IN THE HIGH COURT OF ZIMBABWE
BULAWAYO 31 OCTOBER & 1 NOVEMBER 2018
TAKUVA J: This record was placed before me by the Registrar pursuant to a request by the Regional Magistrate Gokwe. Attached to the record of proceedings are the following comments by the Regional Magistrate
“The accused person was convicted on his own plea of guilty to a charge of assault in consequence whereof was sentenced to 6 months imprisonment of which 3 months imprisonment was suspended on usual condition of good behaviour.
The gist of the charge is that the accused person lifted the complainant up and threw him on the ground. When the essential elements of the offence were being canvassed, the accused person said that “… I just pushed him and he fell on the ground”. During mitigation he repeated the same and said that, “I only pushed the complainant and he fell down.”
From accused person’s answer, I am of the view that the accused person’s plea of guilty is not unequivocal, unqualified and genuine admission of guilt. The accused person’s plea of guilty is a qualified one hence, the trial magistrate was duly bound to either ascertain whether the state accept the qualified plea or alter the plea of guilty to one of not guilty in terms of section 272 of the Criminal Procedure and Evidence Act (Chapter 9:07) [the Code].
In light of this, it is my considered view that the proceedings are not in accordance with real and substantial justice. Accordingly, I hereby forward the record of proceedings for review in terms of section 58 (3) (b) of the Magistrates’ Court Act (Chapter 7:10).”

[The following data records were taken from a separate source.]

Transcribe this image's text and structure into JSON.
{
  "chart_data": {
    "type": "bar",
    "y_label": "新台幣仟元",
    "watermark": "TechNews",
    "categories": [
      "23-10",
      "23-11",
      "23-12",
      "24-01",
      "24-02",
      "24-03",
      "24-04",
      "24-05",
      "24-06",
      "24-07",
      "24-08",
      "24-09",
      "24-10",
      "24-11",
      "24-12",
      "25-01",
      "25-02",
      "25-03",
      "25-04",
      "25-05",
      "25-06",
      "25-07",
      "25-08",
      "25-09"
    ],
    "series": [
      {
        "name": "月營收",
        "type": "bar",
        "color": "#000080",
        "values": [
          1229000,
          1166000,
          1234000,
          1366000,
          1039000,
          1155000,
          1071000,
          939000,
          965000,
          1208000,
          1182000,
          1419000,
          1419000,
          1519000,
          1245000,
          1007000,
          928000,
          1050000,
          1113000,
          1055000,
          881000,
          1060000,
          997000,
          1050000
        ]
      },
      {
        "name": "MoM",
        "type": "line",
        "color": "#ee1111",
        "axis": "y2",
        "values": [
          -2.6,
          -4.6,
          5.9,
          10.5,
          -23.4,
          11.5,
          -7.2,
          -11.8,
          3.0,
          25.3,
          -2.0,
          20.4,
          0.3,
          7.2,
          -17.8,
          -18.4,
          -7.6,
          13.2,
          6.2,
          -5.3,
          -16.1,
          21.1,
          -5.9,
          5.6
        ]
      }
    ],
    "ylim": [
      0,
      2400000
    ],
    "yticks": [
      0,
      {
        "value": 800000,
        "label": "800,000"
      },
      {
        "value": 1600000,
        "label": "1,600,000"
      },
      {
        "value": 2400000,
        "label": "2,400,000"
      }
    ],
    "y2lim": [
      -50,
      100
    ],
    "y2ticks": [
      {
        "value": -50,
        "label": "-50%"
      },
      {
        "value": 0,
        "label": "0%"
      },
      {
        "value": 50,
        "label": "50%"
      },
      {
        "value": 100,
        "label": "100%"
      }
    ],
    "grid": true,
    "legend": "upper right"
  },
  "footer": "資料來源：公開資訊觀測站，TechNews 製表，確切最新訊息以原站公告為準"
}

Earlier in answer to the Regional Magistrate’s query the trial magistrate had inter alia said;
“I stand guided from the Regional Magistrate’s wisdom. Accused person admitted to the conduct of lifting up and throwing complainant on the ground as per outline of the state case during the question and answer exchange. The court was satisfied that accused had admitted to the essential elements of the offence though it is accepted that accused later told a version of how it occurred.” (my emphasis).
These proceedings are a typical example of non-compliance with section 272 of the Code. The section provides:
“272. Procedure where there is doubt in relation to plea of guilty
If the court at any stage of the proceedings in terms of section two hundred and seventy-one and before sentence is passed –
- Is in doubt whether the accused is in law guilty of the offence to which he has pleaded guilty; or
- Is not satisfied that the accused has admitted or correctly admitted all the essential elements of the offence or all the acts or omissions on which the charge is based; or
- Is not satisfied that accused has no valid defence to the charge; the court shall record a
- plea of not guilty and require the prosecution to proceed with the trial …” (my emphasis)
See also S v Dube & Anor 1988 (2) ZLR 385 (S) and S v Mubvumbi & Ors 2011 (2) ZLR 251 (H).
In casu, the gravamen of the charge according to the charge sheet and state outline is that the accused committed an assault upon the complainant, “by lifting him up and threw him on the ground …”
The following exchange took place between the court and the accused while canvassing the essential elements:
“… Q You admit that you lifted up the complainant and threw him on the ground?
A - Yes
Q - What did you intend by lifting complainant and throwing him on the ground
A - There was commotion and I did not know what happened to me as I just pushed him and he fell on the ground”.
After a series of questions the court found the accused guilty as charged. However, in mitigation of the sentence the accused said;
“There was no misunderstanding between myself and the complainant. I only pushed the complainant and he fell down …” The accused was sentenced to 6 months imprisonment of which 3 months imprisonment was suspended for 5 years on condition accused does not within that period commit any offence involving violence upon the person of another from which upon conviction is sentenced to imprisonment without the option of a fine.
The trial magistrate’s view if I understand it correctly is that since the accused initially admitted to lifting up the complainant and throwing him down, whatever he said later which directly contradicts this admission is immaterial. This attitude is wrong in that it goes against the letter and spirit of section 272 supra. For example, can it be said that the accused correctly admitted all the essential elements of the offence or all the acts, or omissions on which the charge is based in circumstances where he admits lifting up the complainant and throwing him down? The answer is certainly in the negative and the misdirection by the court a quo lies in answering that question positively. In my view where an accused admits a fact that forms an essential element of a crime but later gives an answer that is in direct conflict with that earlier admission, a plea of not guilty must as a matter of law be entered. On the facts therefore, I agree with the Regional Magistrate that the plea cannot be described as unequivocal, unqualified and genuine admission of guilt. In the result, the conviction and sentence are improper and incompetent in that the court a quo was required by the mandatory provisions of section 272 to alter the plea to one of not guilty.
Accordingly, I make the following order:
- The conviction is set aside.
- The sentence is quashed
- In view of the fact that the accused has already served 1 month in prison, he is entitled to his immediate release as it is unjust to order a trial de novo in the circumstances.